On Kids, Time, and The Farmers’ Market

Farmers’ markets are better places for kids than grocery stores.

Instead of being stuffed into germ-ridden shopping carts and wheeled down aisle after aisle of over-packaged high-fructose corn syrup, the kids in our Half Moon Bay farmers’ market get around the old-fashioned way: they walk.

Yes, it makes the shopping experience longer, but how else are they going to have access to the appropriately height-positioned samples?

And how else are children going to learn to give goods their full consideration before making a final selection?

We often see adults in the produce section of a big box store choose fruit and vegetables using the “grab ‘n go” selection process. You have to conclude they’ve never learned the necessary insights of how to select a perfectly ripe peach, or how satisfying the experience can be, or how important AND delicious high quality food is.

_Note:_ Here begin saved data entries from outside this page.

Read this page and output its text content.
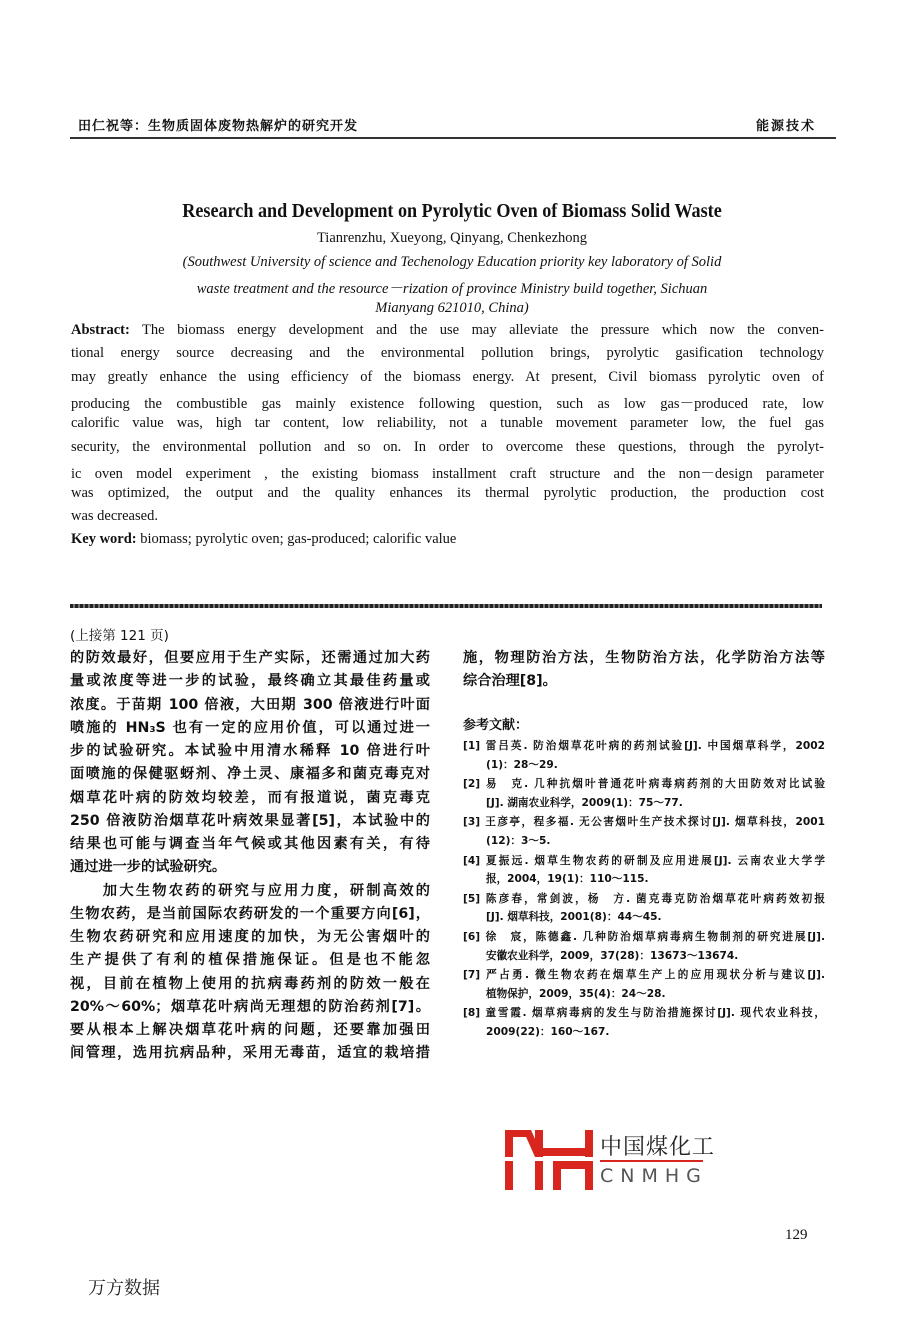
田仁祝等：生物质固体废物热解炉的研究开发	能源技术
Research and Development on Pyrolytic Oven of Biomass Solid Waste
Tianrenzhu, Xueyong, Qinyang, Chenkezhong
(Southwest University of science and Techenology Education priority key laboratory of Solid
waste treatment and the resource－rization of province Ministry build together, Sichuan
Mianyang 621010, China)
Abstract: The biomass energy development and the use may alleviate the pressure which now the conven-
tional energy source decreasing and the environmental pollution brings, pyrolytic gasification technology
may greatly enhance the using efficiency of the biomass energy. At present, Civil biomass pyrolytic oven of
producing the combustible gas mainly existence following question, such as low gas－produced rate, low
calorific value was, high tar content, low reliability, not a tunable movement parameter low, the fuel gas
security, the environmental pollution and so on. In order to overcome these questions, through the pyrolyt-
ic oven model experiment , the existing biomass installment craft structure and the non－design parameter
was optimized, the output and the quality enhances its thermal pyrolytic production, the production cost
was decreased.
Key word: biomass; pyrolytic oven; gas-produced; calorific value
(上接第 121 页)
的防效最好，但要应用于生产实际，还需通过加大药
量或浓度等进一步的试验，最终确立其最佳药量或
浓度。于苗期 100 倍液，大田期 300 倍液进行叶面
喷施的 HN₃S 也有一定的应用价值，可以通过进一
步的试验研究。本试验中用清水稀释 10 倍进行叶
面喷施的保健驱蚜剂、净土灵、康福多和菌克毒克对
烟草花叶病的防效均较差，而有报道说，菌克毒克
250 倍液防治烟草花叶病效果显著[5]，本试验中的
结果也可能与调查当年气候或其他因素有关，有待
通过进一步的试验研究。
　　加大生物农药的研究与应用力度，研制高效的
生物农药，是当前国际农药研发的一个重要方向[6]，
生物农药研究和应用速度的加快，为无公害烟叶的
生产提供了有利的植保措施保证。但是也不能忽
视，目前在植物上使用的抗病毒药剂的防效一般在
20%～60%；烟草花叶病尚无理想的防治药剂[7]。
要从根本上解决烟草花叶病的问题，还要靠加强田
间管理，选用抗病品种，采用无毒苗，适宜的栽培措
施，物理防治方法，生物防治方法，化学防治方法等
综合治理[8]。
参考文献：
[1] 雷吕英. 防治烟草花叶病的药剂试验[J]. 中国烟草科学，2002
(1)：28～29.
[2] 易　克. 几种抗烟叶普通花叶病毒病药剂的大田防效对比试验
[J]. 湖南农业科学，2009(1)：75～77.
[3] 王彦亭，程多福. 无公害烟叶生产技术探讨[J]. 烟草科技，2001
(12)：3～5.
[4] 夏振远. 烟草生物农药的研制及应用进展[J]. 云南农业大学学
报，2004，19(1)：110～115.
[5] 陈彦春，常剑波，杨　方. 菌克毒克防治烟草花叶病药效初报
[J]. 烟草科技，2001(8)：44～45.
[6] 徐　宸，陈德鑫. 几种防治烟草病毒病生物制剂的研究进展[J].
安徽农业科学，2009，37(28)：13673～13674.
[7] 严占勇. 微生物农药在烟草生产上的应用现状分析与建议[J].
植物保护，2009，35(4)：24～28.
[8] 童雪霞. 烟草病毒病的发生与防治措施探讨[J]. 现代农业科技，
2009(22)：160～167.
中国煤化工
CNMHG
129
万方数据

But a weekly engagement in a shopping world which offers samples, knowledgeable and kind vendors, AND moves at a little kid’s walking speed can impart an education to an emerging consumer that no high-school nutrition class will ever match.

And freedom from a shopping cart allows not just walking, but a full range of movement.

Nothing like a little tomato-powered Zumba with room to twirl to set a girl’s Saturday morning on the right trajectory. Of course, not everyone’s a dancer. Some prefer to cozy up close and scrutinize the finger work…

… while others actually need the assistance of a couple of extra fingers in order to get jiggy wid’ it. This little dude took squealing pleasure in implementing the mantra “Bounce like no one’s watching.”

But walk, dance, sit, or bounce… in every case, parental units never seem to be in a rush to hurry through the experience. It’s one of the very few community interaction hubs where everyone goes at their own pace, and everyone else seems to be okay–and even enjoy–that, and one another.

The casual market setup provides lots of seating options for those not too proud or busy to pull up a curb or a crate. Now, there’s a concept I’d love to see in my local Safeway! I’ve often wanted to be able to set ‘er down on a horizontal surface for one minute, even if it’s just to check my list. Stores used to have such surfaces. They were called “the pickle barrel,” and you could plunk yourself down on one and chat with the grocer or people watch for a minute or two.

The pace also encourages all kinds of learning opportunities that one rarely sees in a conventional grocery store.

Because each stall at our market houses an independent vendor, there can be several transactions, mostly involving actual cash, during a shopping visit instead of just one electronic swipe at a checkout counter. Without the pressure of the long line-up behind you, both market merchants and market parents are willing to take the time to let kids participate in the exchange.

This little girl was her family’s official “money holder.” She took her job seriously and with an admirable, almost ferocious, intensity. You could already see the pink-fleece venture capitalist waiting to bust into the world.

The lessons in commerce are equally matched by opportunities to expand the palate.

And who knows the depth of impact imparted when children watch other children happily trying new things?

At minimum, the farmers’ market experience opens the door to new family avenues of conversation and a great place to slow down, open up, and hang out… to become community.

All photos of children in this blog are used with parental consent.

2 thoughts on “On Kids, Time, and The Farmers’ Market

  1. Jane/Mom

    This is a wonderful blog. I loved your pictures & comments – only someone who loves children could write such wonderful observations. The little people were all so beautiful & sweet. This one will surely make it to your future book.